Thursday, January 28, 2010

Fuzzy Feelings

Easy to trip when thinking about past relationships. You get those fuzzy feelings, but then you get all steel hearted.Yet its been a blast to spin in a world with gorgeous women. I now look inward and see holes where a life and purpose used to reside. Every step I take forward reminds me of the past, but every breath I exhale warns me of a future alone. I seek the path to knowing the present and owning it. I used to dread loneliness. I never knew what it felt like until this past year. Today a close friend told me that I was there when my kids needed me the most and now that they had grown, was it really that bad not be needed? She was right. I did my duty and though you are a daddy until you die. its time I let them grow up and make my own moves onward.

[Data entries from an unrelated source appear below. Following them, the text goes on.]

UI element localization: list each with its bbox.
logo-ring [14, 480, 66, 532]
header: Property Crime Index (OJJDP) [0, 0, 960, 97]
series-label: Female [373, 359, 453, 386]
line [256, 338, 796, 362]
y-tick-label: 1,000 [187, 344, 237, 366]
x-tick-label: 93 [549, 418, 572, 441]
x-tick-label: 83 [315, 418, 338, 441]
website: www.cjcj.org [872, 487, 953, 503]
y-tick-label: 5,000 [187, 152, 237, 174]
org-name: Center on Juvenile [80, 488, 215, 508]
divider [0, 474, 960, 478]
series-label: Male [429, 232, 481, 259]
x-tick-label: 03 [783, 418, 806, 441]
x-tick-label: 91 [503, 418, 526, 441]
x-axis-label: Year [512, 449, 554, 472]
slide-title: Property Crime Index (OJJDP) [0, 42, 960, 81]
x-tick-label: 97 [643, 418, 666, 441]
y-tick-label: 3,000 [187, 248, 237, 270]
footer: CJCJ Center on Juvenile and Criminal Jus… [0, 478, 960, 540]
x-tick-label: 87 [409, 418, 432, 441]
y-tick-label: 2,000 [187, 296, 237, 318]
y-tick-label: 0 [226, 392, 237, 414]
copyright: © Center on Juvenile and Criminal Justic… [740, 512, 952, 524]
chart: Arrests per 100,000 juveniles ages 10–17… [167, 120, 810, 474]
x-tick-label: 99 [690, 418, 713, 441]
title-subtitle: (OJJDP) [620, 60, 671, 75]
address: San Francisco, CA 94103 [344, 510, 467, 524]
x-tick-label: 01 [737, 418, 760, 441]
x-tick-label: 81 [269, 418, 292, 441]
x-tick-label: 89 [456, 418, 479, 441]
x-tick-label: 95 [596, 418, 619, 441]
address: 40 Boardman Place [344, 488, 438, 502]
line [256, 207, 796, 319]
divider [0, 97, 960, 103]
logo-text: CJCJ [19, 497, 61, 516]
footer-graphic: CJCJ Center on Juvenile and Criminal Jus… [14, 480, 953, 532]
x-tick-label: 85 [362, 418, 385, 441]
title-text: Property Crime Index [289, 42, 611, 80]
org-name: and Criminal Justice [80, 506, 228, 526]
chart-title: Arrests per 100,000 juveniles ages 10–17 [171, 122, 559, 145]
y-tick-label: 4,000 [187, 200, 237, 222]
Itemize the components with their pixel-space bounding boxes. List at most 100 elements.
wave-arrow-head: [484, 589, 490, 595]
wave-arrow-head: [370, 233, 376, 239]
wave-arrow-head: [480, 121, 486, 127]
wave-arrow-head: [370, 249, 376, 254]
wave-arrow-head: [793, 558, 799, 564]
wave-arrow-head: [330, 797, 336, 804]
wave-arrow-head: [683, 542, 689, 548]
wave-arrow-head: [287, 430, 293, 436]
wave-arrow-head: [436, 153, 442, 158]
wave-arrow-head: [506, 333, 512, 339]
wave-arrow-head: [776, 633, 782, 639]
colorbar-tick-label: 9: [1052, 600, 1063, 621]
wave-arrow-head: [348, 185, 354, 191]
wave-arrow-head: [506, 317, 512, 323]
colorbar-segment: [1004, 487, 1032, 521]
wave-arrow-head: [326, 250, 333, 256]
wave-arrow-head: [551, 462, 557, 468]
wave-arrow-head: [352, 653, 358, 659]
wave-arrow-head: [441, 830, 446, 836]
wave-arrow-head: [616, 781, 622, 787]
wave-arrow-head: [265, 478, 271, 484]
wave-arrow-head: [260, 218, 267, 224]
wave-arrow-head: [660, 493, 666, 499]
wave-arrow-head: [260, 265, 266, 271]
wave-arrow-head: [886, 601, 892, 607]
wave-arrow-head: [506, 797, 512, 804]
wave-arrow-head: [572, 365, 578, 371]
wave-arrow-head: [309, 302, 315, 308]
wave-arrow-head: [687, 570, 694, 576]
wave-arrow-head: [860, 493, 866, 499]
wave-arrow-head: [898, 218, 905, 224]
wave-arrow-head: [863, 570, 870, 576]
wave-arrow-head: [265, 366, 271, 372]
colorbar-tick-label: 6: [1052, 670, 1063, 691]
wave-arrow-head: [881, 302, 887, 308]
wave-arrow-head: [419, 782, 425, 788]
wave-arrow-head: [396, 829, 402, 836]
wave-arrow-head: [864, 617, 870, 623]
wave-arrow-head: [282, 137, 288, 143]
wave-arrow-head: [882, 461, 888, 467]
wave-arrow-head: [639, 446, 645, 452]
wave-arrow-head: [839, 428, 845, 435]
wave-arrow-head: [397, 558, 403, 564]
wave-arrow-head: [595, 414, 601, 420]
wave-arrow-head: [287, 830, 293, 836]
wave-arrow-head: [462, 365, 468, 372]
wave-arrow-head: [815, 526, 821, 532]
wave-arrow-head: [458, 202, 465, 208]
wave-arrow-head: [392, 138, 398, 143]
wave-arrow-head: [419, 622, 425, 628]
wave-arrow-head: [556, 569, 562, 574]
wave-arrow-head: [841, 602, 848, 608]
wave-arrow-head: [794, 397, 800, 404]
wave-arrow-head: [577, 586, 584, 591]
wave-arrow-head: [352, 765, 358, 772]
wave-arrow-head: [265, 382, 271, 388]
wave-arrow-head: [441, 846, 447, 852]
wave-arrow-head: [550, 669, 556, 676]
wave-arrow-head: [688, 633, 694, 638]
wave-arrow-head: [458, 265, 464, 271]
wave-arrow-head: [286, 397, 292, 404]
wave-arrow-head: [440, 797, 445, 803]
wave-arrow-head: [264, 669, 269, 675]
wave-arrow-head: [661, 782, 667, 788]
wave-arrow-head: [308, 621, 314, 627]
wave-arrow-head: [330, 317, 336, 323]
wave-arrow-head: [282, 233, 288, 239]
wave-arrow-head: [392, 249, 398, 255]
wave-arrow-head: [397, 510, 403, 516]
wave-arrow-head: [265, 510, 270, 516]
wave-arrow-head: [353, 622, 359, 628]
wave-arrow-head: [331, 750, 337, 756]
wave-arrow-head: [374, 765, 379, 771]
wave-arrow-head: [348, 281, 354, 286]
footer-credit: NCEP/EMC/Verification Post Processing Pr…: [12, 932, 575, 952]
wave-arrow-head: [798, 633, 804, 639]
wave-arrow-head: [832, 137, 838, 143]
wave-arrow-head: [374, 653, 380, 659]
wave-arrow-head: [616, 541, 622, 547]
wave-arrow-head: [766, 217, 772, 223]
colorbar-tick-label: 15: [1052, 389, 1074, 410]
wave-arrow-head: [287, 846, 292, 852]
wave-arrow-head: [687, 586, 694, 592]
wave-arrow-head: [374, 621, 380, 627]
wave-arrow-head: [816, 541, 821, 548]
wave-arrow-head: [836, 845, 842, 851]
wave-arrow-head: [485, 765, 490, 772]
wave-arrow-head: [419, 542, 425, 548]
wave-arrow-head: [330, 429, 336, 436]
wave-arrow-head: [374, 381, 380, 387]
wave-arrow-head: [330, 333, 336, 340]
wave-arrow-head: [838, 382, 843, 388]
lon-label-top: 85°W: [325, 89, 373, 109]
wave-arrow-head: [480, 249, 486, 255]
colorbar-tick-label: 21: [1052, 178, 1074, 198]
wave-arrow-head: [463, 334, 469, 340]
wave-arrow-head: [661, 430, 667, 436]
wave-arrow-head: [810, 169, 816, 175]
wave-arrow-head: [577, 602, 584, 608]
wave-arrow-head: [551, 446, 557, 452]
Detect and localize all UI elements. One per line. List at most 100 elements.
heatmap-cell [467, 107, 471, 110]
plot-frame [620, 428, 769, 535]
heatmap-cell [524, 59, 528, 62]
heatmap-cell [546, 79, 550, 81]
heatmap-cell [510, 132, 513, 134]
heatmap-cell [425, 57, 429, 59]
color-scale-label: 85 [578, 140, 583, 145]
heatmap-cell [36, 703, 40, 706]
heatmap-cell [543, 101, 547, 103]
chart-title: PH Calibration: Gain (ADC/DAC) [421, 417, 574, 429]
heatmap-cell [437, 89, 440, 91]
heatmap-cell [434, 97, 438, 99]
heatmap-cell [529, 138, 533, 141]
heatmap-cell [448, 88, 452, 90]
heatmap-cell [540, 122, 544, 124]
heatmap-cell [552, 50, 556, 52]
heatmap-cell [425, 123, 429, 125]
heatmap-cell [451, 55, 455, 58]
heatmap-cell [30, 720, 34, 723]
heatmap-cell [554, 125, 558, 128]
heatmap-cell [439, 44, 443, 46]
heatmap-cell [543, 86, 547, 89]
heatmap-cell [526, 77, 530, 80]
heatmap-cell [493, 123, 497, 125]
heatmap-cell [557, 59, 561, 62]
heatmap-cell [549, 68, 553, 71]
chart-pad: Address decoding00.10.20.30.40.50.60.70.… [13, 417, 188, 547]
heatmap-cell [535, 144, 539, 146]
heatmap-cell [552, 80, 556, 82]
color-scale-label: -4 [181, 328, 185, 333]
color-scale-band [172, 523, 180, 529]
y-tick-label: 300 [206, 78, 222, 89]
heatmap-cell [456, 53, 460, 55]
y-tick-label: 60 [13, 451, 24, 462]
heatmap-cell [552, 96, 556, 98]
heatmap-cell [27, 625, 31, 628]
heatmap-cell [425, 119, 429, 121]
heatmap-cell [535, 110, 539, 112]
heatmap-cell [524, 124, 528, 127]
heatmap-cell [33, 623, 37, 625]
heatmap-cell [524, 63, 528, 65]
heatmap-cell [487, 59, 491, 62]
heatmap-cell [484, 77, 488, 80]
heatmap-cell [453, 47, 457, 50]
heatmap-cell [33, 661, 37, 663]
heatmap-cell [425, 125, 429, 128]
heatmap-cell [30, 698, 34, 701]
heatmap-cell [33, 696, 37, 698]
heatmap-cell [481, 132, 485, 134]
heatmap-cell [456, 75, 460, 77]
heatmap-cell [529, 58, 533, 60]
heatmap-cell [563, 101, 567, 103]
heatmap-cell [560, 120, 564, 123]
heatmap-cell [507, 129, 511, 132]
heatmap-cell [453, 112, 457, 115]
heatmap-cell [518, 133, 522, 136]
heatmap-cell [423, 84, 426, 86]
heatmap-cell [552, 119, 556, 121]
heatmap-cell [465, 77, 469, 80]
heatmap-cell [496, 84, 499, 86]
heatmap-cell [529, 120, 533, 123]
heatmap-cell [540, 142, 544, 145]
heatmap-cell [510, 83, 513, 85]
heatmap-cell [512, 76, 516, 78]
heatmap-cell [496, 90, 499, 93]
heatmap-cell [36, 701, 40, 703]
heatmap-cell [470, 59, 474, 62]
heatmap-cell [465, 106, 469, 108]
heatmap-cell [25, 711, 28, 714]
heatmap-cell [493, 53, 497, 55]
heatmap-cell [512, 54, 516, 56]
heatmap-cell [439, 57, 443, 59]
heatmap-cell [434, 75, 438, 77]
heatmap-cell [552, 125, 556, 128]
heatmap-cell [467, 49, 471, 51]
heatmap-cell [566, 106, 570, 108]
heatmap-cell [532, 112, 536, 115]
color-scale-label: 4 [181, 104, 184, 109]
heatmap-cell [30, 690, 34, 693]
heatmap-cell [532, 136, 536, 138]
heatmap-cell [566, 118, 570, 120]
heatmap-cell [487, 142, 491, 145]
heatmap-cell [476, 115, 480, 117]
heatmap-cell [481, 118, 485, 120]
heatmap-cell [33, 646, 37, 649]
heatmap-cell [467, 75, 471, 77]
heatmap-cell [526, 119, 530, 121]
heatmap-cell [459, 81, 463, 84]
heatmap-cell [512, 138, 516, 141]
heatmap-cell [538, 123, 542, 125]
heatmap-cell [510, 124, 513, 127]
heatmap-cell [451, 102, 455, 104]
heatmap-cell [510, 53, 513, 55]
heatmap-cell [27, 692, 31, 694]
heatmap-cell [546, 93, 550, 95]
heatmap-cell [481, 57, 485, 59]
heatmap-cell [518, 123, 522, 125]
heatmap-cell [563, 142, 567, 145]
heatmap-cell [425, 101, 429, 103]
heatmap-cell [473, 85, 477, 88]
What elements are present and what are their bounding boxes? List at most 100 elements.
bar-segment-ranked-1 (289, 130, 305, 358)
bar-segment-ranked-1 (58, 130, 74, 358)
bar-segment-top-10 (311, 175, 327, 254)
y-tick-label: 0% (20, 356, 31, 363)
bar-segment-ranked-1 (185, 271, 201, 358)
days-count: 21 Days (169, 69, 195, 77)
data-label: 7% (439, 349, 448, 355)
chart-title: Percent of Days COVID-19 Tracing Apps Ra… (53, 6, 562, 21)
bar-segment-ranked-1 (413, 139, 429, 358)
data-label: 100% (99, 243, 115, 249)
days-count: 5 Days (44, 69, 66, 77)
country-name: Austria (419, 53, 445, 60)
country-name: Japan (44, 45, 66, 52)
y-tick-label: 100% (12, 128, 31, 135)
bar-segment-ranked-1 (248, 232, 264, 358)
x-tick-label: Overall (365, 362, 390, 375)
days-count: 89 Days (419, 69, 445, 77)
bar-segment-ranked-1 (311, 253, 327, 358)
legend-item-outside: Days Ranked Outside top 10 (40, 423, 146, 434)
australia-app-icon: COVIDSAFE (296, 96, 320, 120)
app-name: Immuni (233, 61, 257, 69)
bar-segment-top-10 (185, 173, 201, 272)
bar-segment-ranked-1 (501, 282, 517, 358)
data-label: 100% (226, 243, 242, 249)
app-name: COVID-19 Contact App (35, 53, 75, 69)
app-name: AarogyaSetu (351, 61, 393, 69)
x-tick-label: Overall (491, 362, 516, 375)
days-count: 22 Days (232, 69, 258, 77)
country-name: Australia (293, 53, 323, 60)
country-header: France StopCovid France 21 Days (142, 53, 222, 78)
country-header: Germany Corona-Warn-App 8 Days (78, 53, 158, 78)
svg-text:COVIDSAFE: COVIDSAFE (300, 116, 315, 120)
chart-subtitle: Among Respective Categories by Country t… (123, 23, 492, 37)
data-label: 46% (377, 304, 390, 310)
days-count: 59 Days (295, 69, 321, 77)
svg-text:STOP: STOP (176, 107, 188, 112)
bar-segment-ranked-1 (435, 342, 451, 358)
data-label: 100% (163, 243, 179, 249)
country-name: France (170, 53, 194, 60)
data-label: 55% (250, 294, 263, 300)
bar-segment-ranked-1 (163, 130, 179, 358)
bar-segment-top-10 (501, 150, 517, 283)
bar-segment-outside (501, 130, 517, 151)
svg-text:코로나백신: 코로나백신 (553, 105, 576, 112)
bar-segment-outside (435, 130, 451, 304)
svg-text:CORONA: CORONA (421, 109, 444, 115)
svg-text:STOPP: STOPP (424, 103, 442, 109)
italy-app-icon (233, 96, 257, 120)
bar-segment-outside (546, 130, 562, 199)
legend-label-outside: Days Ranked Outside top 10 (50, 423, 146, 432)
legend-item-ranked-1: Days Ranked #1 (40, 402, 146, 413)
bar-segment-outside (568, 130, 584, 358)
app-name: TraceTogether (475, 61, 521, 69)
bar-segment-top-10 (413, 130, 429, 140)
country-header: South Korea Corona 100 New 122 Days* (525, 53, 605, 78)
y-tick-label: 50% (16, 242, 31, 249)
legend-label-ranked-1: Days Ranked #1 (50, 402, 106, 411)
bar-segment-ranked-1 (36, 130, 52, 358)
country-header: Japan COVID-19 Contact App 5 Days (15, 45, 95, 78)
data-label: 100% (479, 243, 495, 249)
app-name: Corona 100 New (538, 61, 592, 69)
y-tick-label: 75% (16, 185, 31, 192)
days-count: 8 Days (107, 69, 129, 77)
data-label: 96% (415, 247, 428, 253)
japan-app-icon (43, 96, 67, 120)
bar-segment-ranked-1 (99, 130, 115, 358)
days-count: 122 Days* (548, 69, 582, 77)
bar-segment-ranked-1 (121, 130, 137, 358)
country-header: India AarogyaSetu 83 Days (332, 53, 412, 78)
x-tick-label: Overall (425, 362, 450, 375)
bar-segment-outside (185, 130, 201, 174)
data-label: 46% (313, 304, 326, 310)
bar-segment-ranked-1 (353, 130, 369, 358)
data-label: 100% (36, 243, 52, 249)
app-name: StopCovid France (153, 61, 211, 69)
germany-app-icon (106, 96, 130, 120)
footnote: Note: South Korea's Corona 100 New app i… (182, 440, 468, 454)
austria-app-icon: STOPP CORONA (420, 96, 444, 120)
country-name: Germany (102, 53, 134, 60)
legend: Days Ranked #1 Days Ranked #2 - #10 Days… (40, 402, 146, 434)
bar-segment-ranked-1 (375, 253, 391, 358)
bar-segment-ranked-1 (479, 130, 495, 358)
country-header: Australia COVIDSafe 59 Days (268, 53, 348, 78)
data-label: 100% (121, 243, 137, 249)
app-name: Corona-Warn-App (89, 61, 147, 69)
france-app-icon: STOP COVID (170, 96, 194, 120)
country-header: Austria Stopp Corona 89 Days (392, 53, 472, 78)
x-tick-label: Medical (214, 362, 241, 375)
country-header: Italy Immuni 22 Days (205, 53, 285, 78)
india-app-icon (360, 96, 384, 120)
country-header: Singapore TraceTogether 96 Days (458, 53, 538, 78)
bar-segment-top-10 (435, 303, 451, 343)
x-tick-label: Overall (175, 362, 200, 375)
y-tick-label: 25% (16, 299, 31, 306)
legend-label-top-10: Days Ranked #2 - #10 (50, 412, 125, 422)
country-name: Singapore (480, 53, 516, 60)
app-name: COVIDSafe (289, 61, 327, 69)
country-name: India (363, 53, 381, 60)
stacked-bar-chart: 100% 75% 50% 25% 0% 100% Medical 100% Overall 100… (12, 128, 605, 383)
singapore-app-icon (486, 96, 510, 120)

Today My Aunt lent me a couple grand and I bought a ticket to Italy for a couple weeks at end of March. Am so fucking looking forward to this trip. First time I travel as a non smoker. You do not know Hell until you fly a 13 hour trip from LAX to Rome without a cig!! Now I go as a man that has destroyed his addictions and conquered new secret places in my mind. What Ive learned as a sexually interactive Man (means horny) is women will always be there and basically everywhere. Am going to club in Rome, already got some lined up. Got hotel already. Had a ball doing this big-time. I can't believe I let my ex wife do all this planning, this is freaking fun.  Btw one word k...priceline. Yea a stupid ass like me can never get it just right huh. So I give up everything bad for me right? Yet now I can't even imagine not working from 8am-9pm. I mean operating a restaurant by myself.  Lamo never worked this hard before in my life. But I fucking love it!!! ROFL!!